Uma maioria absoluta no parlamento, a promessa dourada do PRR, a deferência do Presidente da República e uma direita desorganizada. O que mais falta a António Costa? A fraqueza do governo não mora apenas na arrogância de um primeiro-ministro em pose, porque o país vai bem e não podia ir melhor. O governo é fraco porque não responde aos problemas. Em muitos casos, deixa-os agravarem-se, como na escalada da inflação, na crise da habitação e na falta de transparência, própria de um regime de privilégios.
A maioria absoluta não é transparente, o governo é fraco
Menos de um ano após as eleições, duas imagens fortes. Um governo que perde os seus dirigentes, entalados nas portas giratórias entre a política e os negócios. Na soberba de alçar dirigentes do calibre de Miguel Alves revela-se a fragilidade do governo de um homem só, mas o caso da TAP é mais elucidativo do estado da arte. O escândalo de Alexandra Reis e dos quinhentos mil euros perdidos não radica em inépcia de procedimentos a ser corrigida nos corredores do Estado (como aventou o PAN, com a pronta anuência de Fernando Medina, ao propor a revisão do Estatuto do Gestor Público). O abuso cometido é a imagem do sistema de exceções e privilégios que o governo instalou na TAP. Por isso é tão importante uma apuração política de tudo o que se passou, em Comissão de Inquérito Parlamentar. Resgatando e defendendo o interesse público, contrariando a rapina da direita, apostada em instrumentalizar a TAP como arma política.

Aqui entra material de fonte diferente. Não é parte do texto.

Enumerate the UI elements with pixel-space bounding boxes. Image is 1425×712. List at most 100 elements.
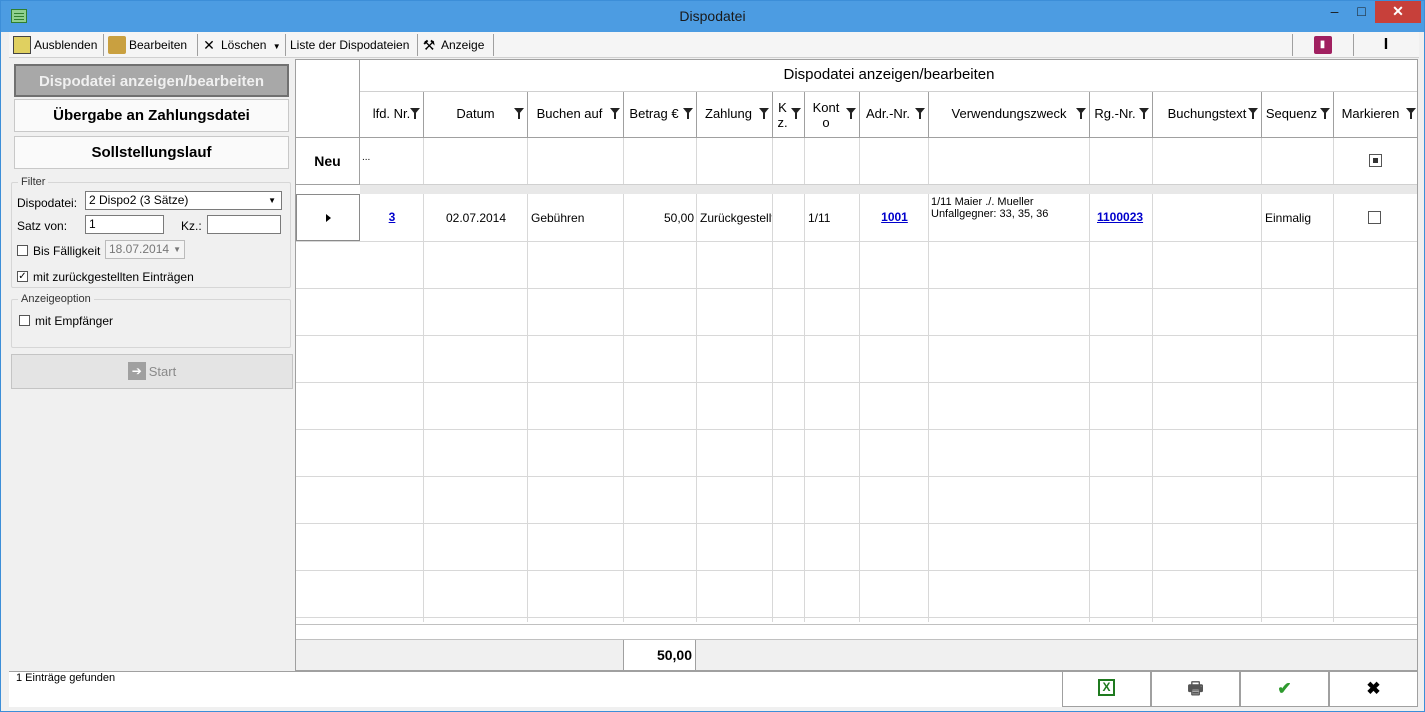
due-date-value: 18.07.2014 xyxy=(109,242,170,256)
horizontal-scrollbar[interactable] xyxy=(296,624,1417,640)
kz-input[interactable] xyxy=(207,215,281,234)
print-button[interactable]: 🖶 xyxy=(1151,671,1240,707)
edit-label: Bearbeiten xyxy=(129,38,188,52)
hide-button[interactable]: Ausblenden xyxy=(11,34,104,56)
col-header-betrag[interactable]: Betrag € xyxy=(624,92,697,138)
satz-from-input[interactable]: 1 xyxy=(85,215,164,234)
delete-button[interactable]: ✕ Löschen ▼ xyxy=(198,34,286,56)
start-button[interactable]: ➔ Start xyxy=(11,354,293,389)
col-label: Rg.-Nr. xyxy=(1094,106,1136,121)
filter-icon[interactable] xyxy=(1139,108,1150,120)
filter-legend: Filter xyxy=(21,176,46,188)
hide-panel-icon xyxy=(13,35,31,54)
col-header-rg-nr[interactable]: Rg.-Nr. xyxy=(1090,92,1153,138)
start-label: Start xyxy=(148,364,177,379)
with-recipient-check[interactable] xyxy=(19,315,30,327)
col-header-kz[interactable]: K z. xyxy=(773,92,805,138)
list-dispo-files-button[interactable]: Liste der Dispodateien xyxy=(286,34,418,56)
cell-datum[interactable]: 02.07.2014 xyxy=(424,211,528,225)
col-header-buchungstext[interactable]: Buchungstext xyxy=(1153,92,1262,138)
arrow-right-icon: ➔ xyxy=(127,361,146,380)
title-bar: Dispodatei – □ ✕ xyxy=(1,1,1424,32)
due-date-input[interactable]: 18.07.2014 ▼ xyxy=(105,240,185,259)
status-bar: 1 Einträge gefunden xyxy=(9,671,1062,707)
filter-icon[interactable] xyxy=(1248,108,1259,120)
new-row-header[interactable]: Neu xyxy=(296,138,360,185)
maximize-button[interactable]: □ xyxy=(1348,1,1375,23)
col-header-zahlung[interactable]: Zahlung xyxy=(697,92,773,138)
new-row-separator xyxy=(360,185,1417,194)
col-header-markieren[interactable]: Markieren xyxy=(1334,92,1417,138)
dispo-select-value: 2 Dispo2 (3 Sätze) xyxy=(89,193,189,207)
col-header-adr-nr[interactable]: Adr.-Nr. xyxy=(860,92,929,138)
col-header-datum[interactable]: Datum xyxy=(424,92,528,138)
col-header-sequenz[interactable]: Sequenz xyxy=(1262,92,1334,138)
filter-icon[interactable] xyxy=(846,108,857,120)
col-label: K z. xyxy=(777,99,788,130)
transfer-payment-file-button[interactable]: Übergabe an Zahlungsdatei xyxy=(14,99,289,132)
cell-rg-nr[interactable]: 1100023 xyxy=(1097,210,1152,224)
view-button[interactable]: ⚒ Anzeige xyxy=(418,34,494,56)
filter-icon[interactable] xyxy=(514,108,525,120)
row-selector-current[interactable] xyxy=(296,194,360,241)
col-header-konto[interactable]: Kont o xyxy=(805,92,860,138)
filter-icon[interactable] xyxy=(791,108,802,120)
close-button[interactable]: ✕ xyxy=(1375,1,1421,23)
cell-zahlung[interactable]: Zurückgestellt xyxy=(700,211,772,225)
cell-lfd-nr[interactable]: 3 xyxy=(360,210,424,224)
help-book-button[interactable]: ▮ xyxy=(1292,34,1354,56)
col-label: Buchungstext xyxy=(1167,106,1247,121)
due-date-check[interactable] xyxy=(17,245,28,257)
col-label: Markieren xyxy=(1341,106,1400,121)
mark-all-checkbox[interactable] xyxy=(1369,154,1382,167)
excel-export-button[interactable]: X xyxy=(1062,671,1151,707)
deferred-entries-check[interactable]: ✓ xyxy=(17,271,28,283)
sum-row: 50,00 xyxy=(296,640,1417,670)
filter-icon[interactable] xyxy=(1076,108,1087,120)
cell-sequenz[interactable]: Einmalig xyxy=(1265,211,1333,225)
col-label: Zahlung xyxy=(705,106,752,121)
due-date-checkbox[interactable]: Bis Fälligkeit xyxy=(17,244,100,258)
cell-konto[interactable]: 1/11 xyxy=(808,211,858,225)
cell-buchen-auf[interactable]: Gebühren xyxy=(531,211,623,225)
filter-icon[interactable] xyxy=(1406,108,1417,120)
ok-button[interactable]: ✔ xyxy=(1240,671,1329,707)
cell-adr-nr[interactable]: 1001 xyxy=(860,210,929,224)
delete-label: Löschen xyxy=(221,38,267,52)
edit-icon xyxy=(108,35,126,54)
kz-label: Kz.: xyxy=(181,219,202,233)
debit-run-button[interactable]: Sollstellungslauf xyxy=(14,136,289,169)
deferred-entries-checkbox[interactable]: ✓ mit zurückgestellten Einträgen xyxy=(17,270,194,284)
col-header-lfd-nr[interactable]: lfd. Nr. xyxy=(360,92,424,138)
col-header-buchen-auf[interactable]: Buchen auf xyxy=(528,92,624,138)
filter-icon[interactable] xyxy=(915,108,926,120)
mark-row-checkbox[interactable] xyxy=(1368,211,1381,224)
new-row[interactable]: ... xyxy=(360,138,1417,185)
filter-icon[interactable] xyxy=(683,108,694,120)
dispo-grid[interactable]: Dispodatei anzeigen/bearbeiten lfd. Nr. … xyxy=(295,59,1418,671)
rg-nr-link[interactable]: 1100023 xyxy=(1097,210,1143,224)
dispo-select[interactable]: 2 Dispo2 (3 Sätze) ▼ xyxy=(85,191,282,210)
book-icon: ▮ xyxy=(1313,35,1332,54)
edit-button[interactable]: Bearbeiten xyxy=(106,34,198,56)
filter-icon[interactable] xyxy=(759,108,770,120)
filter-icon[interactable] xyxy=(1320,108,1331,120)
info-button[interactable]: I xyxy=(1354,34,1416,56)
with-recipient-checkbox[interactable]: mit Empfänger xyxy=(19,314,113,328)
minimize-button[interactable]: – xyxy=(1321,1,1348,23)
col-label: Adr.-Nr. xyxy=(865,106,911,121)
purpose-line-1: 1/11 Maier ./. Mueller xyxy=(931,196,1034,208)
adr-nr-link[interactable]: 1001 xyxy=(881,210,908,224)
delete-icon: ✕ xyxy=(203,36,215,53)
lfd-nr-link[interactable]: 3 xyxy=(389,210,396,224)
cancel-button[interactable]: ✖ xyxy=(1329,671,1418,707)
filter-icon[interactable] xyxy=(410,108,421,120)
dispo-label: Dispodatei: xyxy=(17,196,78,210)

A maioria absoluta não responde à inflação, o governo é fraco
O ano terminou com António Costa a multiplicar-se em entrevistas e recados. A fragilidade da pose sobranceira - "habituem-se, vão ser quatro anos" - só é superada pela incapacidade do governo em responder à crise da inflação. Segundo o Primeiro-ministro, o governo já gastou tanto com as medidas extraordinárias como com a gestão da pandemia. O problema é que Portugal pertence à lista de países que menos gastou com a pandemia em percentagem do PIB, uma bitola que agora se aplica na resposta à inflação. Seja do lado da despesa (apoios), seja do lado da receita (impostos extraordinários), Portugal marca passo no calendário e na magnitude das medidas em comparação a outros países europeus. A recusa em subir salários, pensões e prestações sociais em linha com o valor da inflação, além de uma política económica errada, cristaliza a lógica de empobrecimento para os próximos anos, pois cria uma base desvalorizada sobre a qual serão calculadas as atualizações futuras. Para a propaganda resta um acordo de rendimentos assinado com os patrões em troca da dedução fiscal de prejuízos (revertendo uma medida da geringonça) e uma vaga promessa de aumentos salariais futuros, sempre bem abaixo do que foi perdido.
A maioria absoluta mantém a crise da habitação, o governo é fraco
A revista Forbes não se esqueceu do conselho de ano novo ao seus leitores norte-americanos: "este é o ano para perseguir o sonho: desista do emprego e mude-se para um dos lugares mais baratos (e melhores) para se viver no mundo, um país que custa tão pouco que você pode parar de trabalhar". Esse país é Portugal, cuja capital registou um aumento de 48% no valor médio de arrendamento das casas em apenas um ano. E não é só Lisboa que está a sofrer com a crise da habitação. Numa rápida pesquisa numa das plataformas de referência é possível contar o número de anúncios de apartamentos (tipologia t1) para arrendar abaixo do valor do Salário Mínimo Nacional (760€): três em Lisboa, sete em Braga, seis em Coimbra, três em Aveiro, doze no Porto, três em Setúbal. Se quiser morar em Faro, prepare-se, pois as ofertas começam nos mil euros.
O governo criou a tempestade perfeita na habitação, com o Alojamento Local a capturar o centro das cidades, o regime dos vistos gold a fazer das casas moeda de troca para o banditismo económico internacional, o atraso nos programas públicos de habitação, a conivência e privilégios garantidos aos fundos imobiliários, com borlas fiscais generosas e a proteção de não intervenção no sacrossanto mercado. Quando até o perigoso radical Justin Trudeau, primeiro-ministro e líder do Partido Liberal do Canadá, anuncia a proibição de venda de casas a residentes não-habituais e a fundos de investimento estrangeiros, percebemos até que ponto a passividade do Partido Socialista revela a subserviência aos interesses do mercado imobiliário em Portugal.
É claro que à crise da habitação, à resposta errada na inflação e ao regime de privilégio e falta de transparência podemos somar mais um pecado mortal desta maioria absoluta. O da soberba de António Costa, que, cada vez mais isolado, arrasta consigo todos os bloqueios políticos do governo. Não sabemos tudo o que 2023 nos reserva, mas ficam algumas certezas: maioria absoluta, soluções erradas, arrogância máxima, governo fraco.